A hot potato: The ongoing drama over WordPress and copyright is heating up. Automattic wants WP Engine to pay for using WordPress open-source technology. However, the hosting service demands that the for-profit company retract its accusations. Meanwhile, WordPress users and customers are stuck in the middle, suffering the consequences.
Automattic CEO and the creator of popular CMS WordPress Matt Mullenweg didn’t mince words when he called WP Engine a “cancer” to the WordPress community. The company offers managed hosting services for WP websites. However, Mullenweg says it is profiting off one of the most successful content management systems (CMS) on the market while offering very little in return.
WP Engine already sent Automattic a cease-and-desist letter asking Mullenweg to stop depicting the company as a cancer and defended its right to use the “WordPress” trademark under the fair use doctrine. The domain host also revealed that Automattic asked for a “significant percentage” of its ongoing revenues to keep using the WordPress brand.
Now, Automattic is playing tit-for-tat by sending WP Engine a cease-and-desist of its own. The San Francisco-based company formally asked its competitor to stop infringing on its registered trademarks, which include WordPress and WooCommerce brands.

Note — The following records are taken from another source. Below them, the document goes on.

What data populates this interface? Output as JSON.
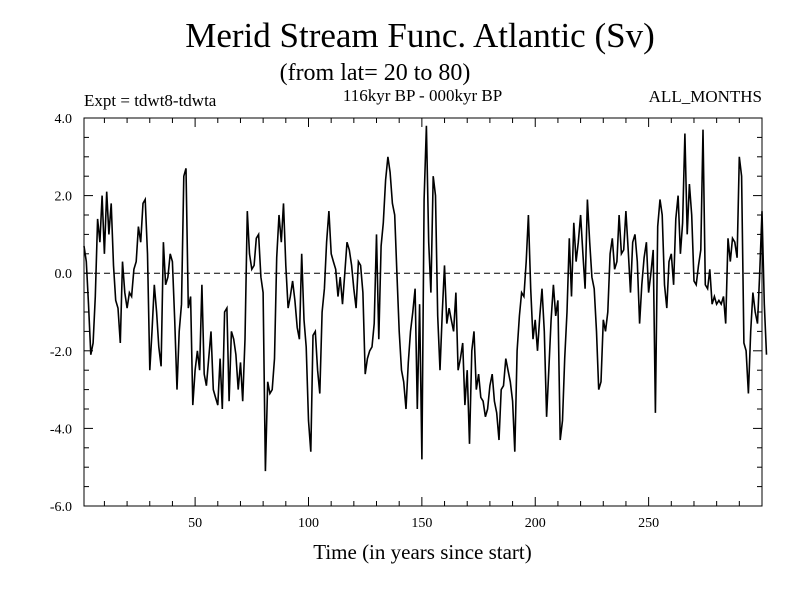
{
  "header": {
    "title": "Merid Stream Func. Atlantic (Sv)",
    "subtitle": "(from lat= 20 to 80)",
    "expt": "Expt = tdwt8-tdwta",
    "period": "116kyr BP - 000kyr BP",
    "months": "ALL_MONTHS"
  },
  "chart_data": {
    "type": "line",
    "title": "Merid Stream Func. Atlantic (Sv)",
    "subtitle": "(from lat= 20 to 80)",
    "xlabel": "Time (in years since start)",
    "ylabel": "",
    "xlim": [
      1,
      300
    ],
    "ylim": [
      -6.0,
      4.0
    ],
    "xticks": [
      50,
      100,
      150,
      200,
      250
    ],
    "xtick_labels": [
      "50",
      "100",
      "150",
      "200",
      "250"
    ],
    "yticks": [
      -6.0,
      -4.0,
      -2.0,
      0.0,
      2.0,
      4.0
    ],
    "ytick_labels": [
      "-6.0",
      "-4.0",
      "-2.0",
      "0.0",
      "2.0",
      "4.0"
    ],
    "reference_line": {
      "y": 0.0,
      "style": "dashed"
    },
    "grid": false,
    "series": [
      {
        "name": "Merid Stream Func. Atlantic",
        "x_start": 1,
        "x_step": 1,
        "values": [
          0.7,
          0.3,
          -0.8,
          -2.1,
          -1.8,
          -0.6,
          1.4,
          0.8,
          2.0,
          0.5,
          2.1,
          1.0,
          1.8,
          0.2,
          -0.7,
          -0.9,
          -1.8,
          0.3,
          -0.5,
          -0.9,
          -0.5,
          -0.6,
          0.1,
          0.3,
          1.2,
          0.8,
          1.8,
          1.9,
          0.5,
          -2.5,
          -1.5,
          -0.3,
          -1.0,
          -1.9,
          -2.4,
          0.8,
          -0.3,
          -0.1,
          0.5,
          0.3,
          -1.2,
          -3.0,
          -1.5,
          -0.8,
          2.5,
          2.7,
          -0.9,
          -0.6,
          -3.4,
          -2.5,
          -2.0,
          -2.5,
          -0.3,
          -2.6,
          -2.9,
          -2.2,
          -1.5,
          -3.0,
          -3.2,
          -3.4,
          -2.2,
          -3.5,
          -1.0,
          -0.9,
          -3.3,
          -1.5,
          -1.7,
          -2.1,
          -3.0,
          -2.3,
          -3.3,
          -1.7,
          1.6,
          0.5,
          0.1,
          0.2,
          0.9,
          1.0,
          -0.1,
          -0.5,
          -5.1,
          -2.8,
          -3.1,
          -3.0,
          -2.2,
          0.4,
          1.5,
          0.8,
          1.8,
          0.2,
          -0.9,
          -0.6,
          -0.2,
          -0.7,
          -1.4,
          -1.7,
          0.5,
          -1.2,
          -1.9,
          -3.8,
          -4.6,
          -1.6,
          -1.5,
          -2.5,
          -3.1,
          -1.0,
          -0.4,
          0.8,
          1.6,
          0.5,
          0.3,
          0.1,
          -0.6,
          -0.1,
          -0.8,
          0.0,
          0.8,
          0.6,
          0.2,
          -0.4,
          -0.9,
          0.3,
          0.2,
          -0.5,
          -2.6,
          -2.2,
          -2.0,
          -1.9,
          -1.3,
          1.0,
          -1.7,
          0.7,
          1.3,
          2.4,
          3.0,
          2.6,
          1.8,
          1.5,
          0.0,
          -1.5,
          -2.5,
          -2.8,
          -3.5,
          -2.3,
          -1.5,
          -1.0,
          -0.4,
          -3.5,
          -0.8,
          -4.8,
          1.9,
          3.8,
          0.8,
          -0.5,
          2.5,
          2.0,
          -1.1,
          -2.5,
          -1.0,
          0.2,
          -1.3,
          -0.9,
          -1.2,
          -1.5,
          -0.5,
          -2.5,
          -2.2,
          -1.8,
          -3.4,
          -2.5,
          -4.4,
          -2.0,
          -1.5,
          -3.0,
          -2.6,
          -3.2,
          -3.3,
          -3.7,
          -3.5,
          -2.9,
          -2.6,
          -3.3,
          -3.6,
          -4.3,
          -3.0,
          -2.9,
          -2.2,
          -2.5,
          -2.8,
          -3.3,
          -4.6,
          -2.0,
          -1.1,
          -0.5,
          -0.6,
          0.3,
          1.5,
          -0.4,
          -1.7,
          -1.2,
          -2.0,
          -1.1,
          -0.4,
          -1.5,
          -3.7,
          -2.5,
          -1.2,
          -0.3,
          -1.1,
          -0.7,
          -4.3,
          -3.8,
          -2.2,
          -1.0,
          0.9,
          -0.6,
          1.3,
          0.3,
          0.8,
          1.5,
          0.5,
          -0.4,
          1.9,
          0.8,
          -0.1,
          -0.4,
          -1.5,
          -3.0,
          -2.8,
          -1.2,
          -1.5,
          -1.0,
          0.5,
          0.9,
          0.1,
          0.3,
          1.5,
          0.5,
          0.6,
          1.6,
          0.6,
          -0.5,
          0.8,
          1.0,
          0.3,
          -1.3,
          -0.3,
          0.4,
          0.8,
          -0.5,
          0.0,
          0.6,
          -3.6,
          1.2,
          1.9,
          1.5,
          -0.3,
          -0.9,
          0.3,
          0.5,
          -0.3,
          1.4,
          2.0,
          0.5,
          1.3,
          3.6,
          1.0,
          2.3,
          1.5,
          -0.2,
          -0.3,
          0.2,
          0.6,
          3.7,
          -0.3,
          -0.4,
          0.1,
          -0.8,
          -0.6,
          -0.8,
          -0.7,
          -0.8,
          -0.6,
          -1.3,
          0.9,
          0.3,
          0.9,
          0.8,
          0.4,
          3.0,
          2.5,
          -1.8,
          -2.0,
          -3.1,
          -1.5,
          -0.5,
          -1.0,
          -1.3,
          0.0,
          1.6,
          -0.8,
          -2.1
        ]
      }
    ]
  }
}
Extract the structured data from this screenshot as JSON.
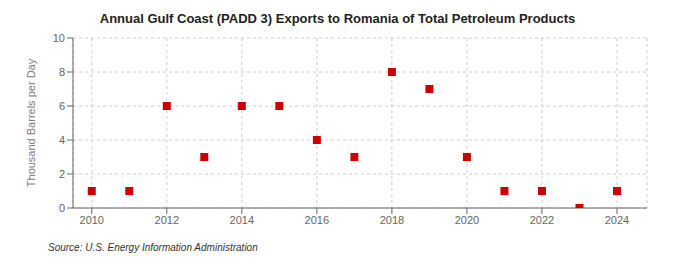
{
  "chart_data": {
    "type": "scatter",
    "title": "Annual Gulf Coast (PADD 3) Exports to Romania of Total Petroleum Products",
    "ylabel": "Thousand Barrels per Day",
    "annotations": [
      "Source: U.S. Energy Information Administration"
    ],
    "x": [
      2010,
      2011,
      2012,
      2013,
      2014,
      2015,
      2016,
      2017,
      2018,
      2019,
      2020,
      2021,
      2022,
      2023,
      2024
    ],
    "values": [
      1,
      1,
      6,
      3,
      6,
      6,
      4,
      3,
      8,
      7,
      3,
      1,
      1,
      0,
      1
    ],
    "color": "#cc0000",
    "marker": "square",
    "xlim": [
      2009.5,
      2024.8
    ],
    "xticks": [
      2010,
      2012,
      2014,
      2016,
      2018,
      2020,
      2022,
      2024
    ],
    "ylim": [
      0,
      10
    ],
    "yticks": [
      0,
      2,
      4,
      6,
      8,
      10
    ],
    "grid": true
  }
}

The letter states that Automattic retains exclusive commercial rights from the WordPress Foundation, and WP Engine needs to secure a proper (paid) license to use them.
WordPress.com is a freemium web platform offering hosting services for WP-based blogs and websites, while WordPress.org is the “core” open-source project supported by the non-profit organization WordPress Foundation. Automattic and WP Engine are essentially fighting over which company can exploit the WP.org community the most, and both feel entitled to use the CMS project however they please.
The fight isn’t just a legal matter. It has become personal. Mullenweg escalated the clash with a harsh blog post, declaring that WP Engine will no longer have access to content available on WordPress.org. The platform hosts WordPress open-source plugins, themes, and other WP-related technologies and is a crucial resource for users looking for updates, guides, and information.
“WP Engine needs a trademark license, they don’t have one. Why should WordPress.org provide these services to WP Engine for free, given their attacks on us?” Mullenweg complained.
If the company wants to control the WordPress experience, it must arrange an independent infrastructure and login system, plugin directory, bug tracker, conferences, and everything else. WP Engine servers have been barred from WordPress.org servers, so WP Engine customers no longer have access to the core platform of the open-source CMS.
“WP Engine is free to offer their hacked up, bastardized simulacra of WordPress’s GPL code to their customers, and they can experience WordPress as WP Engine envisions it,” Mullenweg concluded.